Worldview and Conquest
Sala
This section explores the rupture in Tarascan history, beginning with their worldview and prophetic omens foretelling the end of their world. It continues with the Spanish conquest and the establishment of a new territorial order, including the founding of towns and cities and the key role of evangelization—essential to understanding how Michoacán was colonized.
The landscape of the Lake Pátzcuaro basin, encircled by volcanoes and prone to frequent seismic activity, shaped the lives of the Tarascan people. Their principal deities were deeply connected to nature: the sun, moon, mountains, sea, and lakes. The arrival of Spanish forces in 1522 triggered a cascade of historical, political, and cultural changes that transformed the region forever.

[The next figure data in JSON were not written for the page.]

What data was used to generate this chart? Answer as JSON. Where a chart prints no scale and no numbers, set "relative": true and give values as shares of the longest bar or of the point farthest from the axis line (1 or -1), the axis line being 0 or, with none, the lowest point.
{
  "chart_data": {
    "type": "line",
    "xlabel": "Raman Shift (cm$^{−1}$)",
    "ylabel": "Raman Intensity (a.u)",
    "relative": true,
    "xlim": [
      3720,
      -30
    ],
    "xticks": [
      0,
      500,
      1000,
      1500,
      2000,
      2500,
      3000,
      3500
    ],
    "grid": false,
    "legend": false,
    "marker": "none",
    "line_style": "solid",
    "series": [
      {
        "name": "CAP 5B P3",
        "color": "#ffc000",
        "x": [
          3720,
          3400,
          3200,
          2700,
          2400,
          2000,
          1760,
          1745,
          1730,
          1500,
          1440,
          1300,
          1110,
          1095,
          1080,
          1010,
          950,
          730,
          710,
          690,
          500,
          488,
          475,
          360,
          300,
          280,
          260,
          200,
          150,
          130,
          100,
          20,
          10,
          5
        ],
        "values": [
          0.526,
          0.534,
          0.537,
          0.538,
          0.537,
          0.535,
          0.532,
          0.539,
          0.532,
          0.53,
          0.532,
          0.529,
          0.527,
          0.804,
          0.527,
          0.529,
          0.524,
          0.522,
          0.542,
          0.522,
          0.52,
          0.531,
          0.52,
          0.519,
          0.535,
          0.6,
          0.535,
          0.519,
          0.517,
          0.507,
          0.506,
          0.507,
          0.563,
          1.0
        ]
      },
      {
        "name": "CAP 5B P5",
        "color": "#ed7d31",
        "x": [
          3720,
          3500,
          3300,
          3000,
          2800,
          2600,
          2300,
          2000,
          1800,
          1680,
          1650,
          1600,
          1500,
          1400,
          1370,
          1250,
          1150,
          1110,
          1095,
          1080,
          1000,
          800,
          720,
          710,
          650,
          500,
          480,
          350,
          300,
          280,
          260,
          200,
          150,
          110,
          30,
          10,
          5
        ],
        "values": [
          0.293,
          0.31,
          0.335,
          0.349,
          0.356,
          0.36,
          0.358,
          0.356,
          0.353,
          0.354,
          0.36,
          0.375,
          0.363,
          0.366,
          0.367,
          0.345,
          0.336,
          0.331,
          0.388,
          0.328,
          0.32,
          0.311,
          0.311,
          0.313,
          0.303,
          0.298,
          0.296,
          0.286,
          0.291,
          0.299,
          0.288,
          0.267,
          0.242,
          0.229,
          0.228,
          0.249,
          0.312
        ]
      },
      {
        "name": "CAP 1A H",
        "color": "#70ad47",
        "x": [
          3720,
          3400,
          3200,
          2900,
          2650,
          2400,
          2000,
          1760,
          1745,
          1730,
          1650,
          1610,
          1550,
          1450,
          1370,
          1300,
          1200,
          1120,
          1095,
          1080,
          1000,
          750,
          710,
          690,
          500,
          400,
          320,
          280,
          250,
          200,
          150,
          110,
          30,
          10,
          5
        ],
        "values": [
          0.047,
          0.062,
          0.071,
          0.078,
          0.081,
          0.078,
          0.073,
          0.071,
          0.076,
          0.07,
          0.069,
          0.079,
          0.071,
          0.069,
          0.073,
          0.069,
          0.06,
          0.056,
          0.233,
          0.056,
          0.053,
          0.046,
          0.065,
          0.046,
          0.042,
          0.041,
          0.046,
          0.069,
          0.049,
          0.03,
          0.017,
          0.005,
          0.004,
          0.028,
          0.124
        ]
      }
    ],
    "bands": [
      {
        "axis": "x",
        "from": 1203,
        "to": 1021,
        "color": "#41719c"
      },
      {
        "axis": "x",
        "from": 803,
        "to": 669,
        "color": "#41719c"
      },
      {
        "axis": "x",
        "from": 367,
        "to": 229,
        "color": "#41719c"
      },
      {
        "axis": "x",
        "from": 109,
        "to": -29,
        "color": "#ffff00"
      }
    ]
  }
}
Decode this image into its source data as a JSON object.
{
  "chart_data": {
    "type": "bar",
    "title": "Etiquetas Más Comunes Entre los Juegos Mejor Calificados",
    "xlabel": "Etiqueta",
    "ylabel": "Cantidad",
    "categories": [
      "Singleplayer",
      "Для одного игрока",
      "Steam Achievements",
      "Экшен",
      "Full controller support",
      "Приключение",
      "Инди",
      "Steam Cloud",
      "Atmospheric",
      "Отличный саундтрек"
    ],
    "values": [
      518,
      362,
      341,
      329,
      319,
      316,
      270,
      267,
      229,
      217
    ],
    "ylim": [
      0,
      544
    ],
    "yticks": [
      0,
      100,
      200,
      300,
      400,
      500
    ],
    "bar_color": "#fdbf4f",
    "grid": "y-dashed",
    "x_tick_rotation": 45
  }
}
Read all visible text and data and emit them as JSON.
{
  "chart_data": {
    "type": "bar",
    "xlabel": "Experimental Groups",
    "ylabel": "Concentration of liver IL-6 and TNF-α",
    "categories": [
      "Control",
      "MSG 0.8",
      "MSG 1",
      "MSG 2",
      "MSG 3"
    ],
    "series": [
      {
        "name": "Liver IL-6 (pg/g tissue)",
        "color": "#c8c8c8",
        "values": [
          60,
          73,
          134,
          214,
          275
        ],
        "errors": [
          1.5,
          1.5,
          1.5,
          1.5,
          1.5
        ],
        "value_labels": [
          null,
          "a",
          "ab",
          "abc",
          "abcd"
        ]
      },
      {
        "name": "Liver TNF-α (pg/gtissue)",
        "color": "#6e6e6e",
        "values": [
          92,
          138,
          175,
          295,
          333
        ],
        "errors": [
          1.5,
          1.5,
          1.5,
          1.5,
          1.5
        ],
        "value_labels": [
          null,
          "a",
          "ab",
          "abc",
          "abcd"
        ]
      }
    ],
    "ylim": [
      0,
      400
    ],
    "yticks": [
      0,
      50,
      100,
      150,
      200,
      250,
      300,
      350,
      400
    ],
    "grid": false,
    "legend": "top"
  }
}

The "Relación de Michoacán" recounts the omens that preceded the Spaniards’ arrival: prophetic dreams, meteor showers, earthquakes, and the cracking of temples—warnings from the gods that “all will be left deserted, for other men are coming to this land…”
And the omens came true. Spanish soldiers occupied Tarascan territory, destroyed sacred objects and sites, plundered treasures, and subdued the population. The land and its resources were parceled out among the Spanish as encomiendas. Soon after came the first missionaries and settlers, whose impact was equally profound: Indigenous people were resettled into new towns, small agricultural and livestock ventures were established, and mineral exploration began—forever altering the province’s landscape.
The arrival of the Spanish in the Americas, and particularly in Michoacán, was a violent collision of two distinct cultural universes. The execution of the last Tarascan cazonci, Tzitzincha Tangaxoan, at the hands of Spanish captain Nuño de Guzmán, marks the scale of that upheaval—a clash that would ultimately give birth to a new world: New Spain.